Bei der binnenwirtschaftlichen Nachfrage zeigt sich aktuell ein recht uneinheitliches Bild. Wie schon im Vormonat verzeichnete der Einzelhandel im Mai im Vormonatsvergleich einen realen Umsatzrückgang und die Stimmung im Einzelhandel trübte sich zuletzt wieder leicht ein. Bei den PKW-Neuzulassungen durch Privatpersonen dagegen war im Juni gegenüber dem Vormonat ein Anstieg zu verzeichnen, wodurch das gesamte zweite Quartal mit einem leichten Plus abschloss. Ebenso konnte das Gastgewerbe im April im Vormonatsvergleich einen preisbereinigten Umsatzzuwachs erzielen.

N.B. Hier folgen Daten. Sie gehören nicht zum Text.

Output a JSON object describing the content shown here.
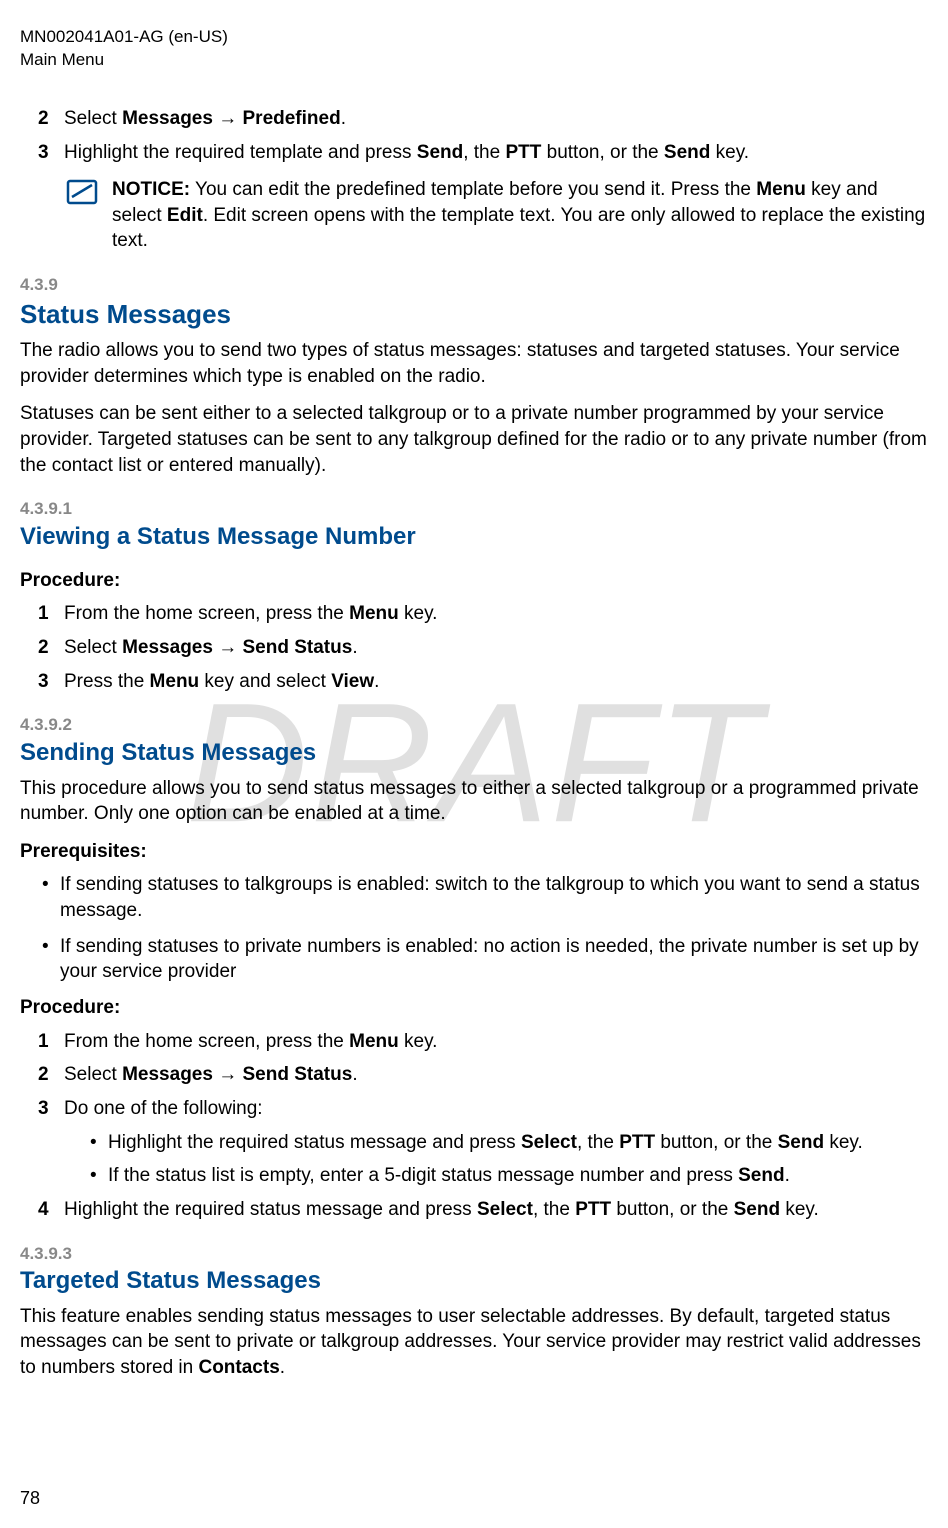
{
  "header": {
    "doc_id": "MN002041A01-AG (en-US)",
    "section": "Main Menu"
  },
  "watermark": "DRAFT",
  "step2": {
    "num": "2",
    "pre": "Select ",
    "b1": "Messages",
    "arrow": " → ",
    "b2": "Predefined",
    "post": "."
  },
  "step3": {
    "num": "3",
    "t1": "Highlight the required template and press ",
    "b1": "Send",
    "t2": ", the ",
    "b2": "PTT",
    "t3": " button, or the ",
    "b3": "Send",
    "t4": " key."
  },
  "notice": {
    "label": "NOTICE:",
    "t1": " You can edit the predefined template before you send it. Press the ",
    "b1": "Menu",
    "t2": " key and select ",
    "b2": "Edit",
    "t3": ". Edit screen opens with the template text. You are only allowed to replace the existing text."
  },
  "s439": {
    "num": "4.3.9",
    "title": "Status Messages",
    "p1": "The radio allows you to send two types of status messages: statuses and targeted statuses. Your service provider determines which type is enabled on the radio.",
    "p2": "Statuses can be sent either to a selected talkgroup or to a private number programmed by your service provider. Targeted statuses can be sent to any talkgroup defined for the radio or to any private number (from the contact list or entered manually)."
  },
  "s4391": {
    "num": "4.3.9.1",
    "title": "Viewing a Status Message Number",
    "proc": "Procedure:",
    "step1": {
      "num": "1",
      "t1": "From the home screen, press the ",
      "b1": "Menu",
      "t2": " key."
    },
    "step2": {
      "num": "2",
      "t1": "Select ",
      "b1": "Messages",
      "arrow": " → ",
      "b2": "Send Status",
      "t2": "."
    },
    "step3": {
      "num": "3",
      "t1": "Press the ",
      "b1": "Menu",
      "t2": " key and select ",
      "b2": "View",
      "t3": "."
    }
  },
  "s4392": {
    "num": "4.3.9.2",
    "title": "Sending Status Messages",
    "p1": "This procedure allows you to send status messages to either a selected talkgroup or a programmed private number. Only one option can be enabled at a time.",
    "prereq": "Prerequisites:",
    "pr1": "If sending statuses to talkgroups is enabled: switch to the talkgroup to which you want to send a status message.",
    "pr2": "If sending statuses to private numbers is enabled: no action is needed, the private number is set up by your service provider",
    "proc": "Procedure:",
    "step1": {
      "num": "1",
      "t1": "From the home screen, press the ",
      "b1": "Menu",
      "t2": " key."
    },
    "step2": {
      "num": "2",
      "t1": "Select ",
      "b1": "Messages",
      "arrow": " → ",
      "b2": "Send Status",
      "t2": "."
    },
    "step3": {
      "num": "3",
      "t1": "Do one of the following:"
    },
    "sub1": {
      "t1": "Highlight the required status message and press ",
      "b1": "Select",
      "t2": ", the ",
      "b2": "PTT",
      "t3": " button, or the ",
      "b3": "Send",
      "t4": " key."
    },
    "sub2": {
      "t1": "If the status list is empty, enter a 5-digit status message number and press ",
      "b1": "Send",
      "t2": "."
    },
    "step4": {
      "num": "4",
      "t1": "Highlight the required status message and press ",
      "b1": "Select",
      "t2": ", the ",
      "b2": "PTT",
      "t3": " button, or the ",
      "b3": "Send",
      "t4": " key."
    }
  },
  "s4393": {
    "num": "4.3.9.3",
    "title": "Targeted Status Messages",
    "p1a": "This feature enables sending status messages to user selectable addresses. By default, targeted status messages can be sent to private or talkgroup addresses. Your service provider may restrict valid addresses to numbers stored in ",
    "b1": "Contacts",
    "p1b": "."
  },
  "page": "78"
}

Ungeachtet zuletzt steigender Einkommens- und Konjunkturerwartungen dürfte die Kauflaune der Konsumentinnen und Konsumenten vor dem Hintergrund der anhaltend hohen geopolitischen Unsicherheiten sowie der nach wie vor schwachen Entwicklung auf dem Arbeitsmarkt im zweiten Quartal verhaltener ausfallen als zuvor. Darauf deutet auch der jüngste Anstieg der GfK-Sparneigung hin -auf den höchsten Wert seit über einem Jahr.

Insgesamt scheint die zu Jahresbeginn spürbare wirtschaftliche Belebung im zweiten Quartal nicht weiter Tritt zu fassen. Neben einer Normalisierung der Vorzieheffekte im ersten Quartal im Vorfeld der angekündigten US-Zollerhöhungen ist dies auch auf die anhaltend unsicheren handels- und geopolitischen Rahmenbedingungen zurückzuführen. Die damit verbundene Unsicherheit wird im Zuge der zunächst durch US-Präsident Trump bis zum 1. August verlängerten Aussetzung der sogenannten „reziproken“ Zölle weiter anhalten.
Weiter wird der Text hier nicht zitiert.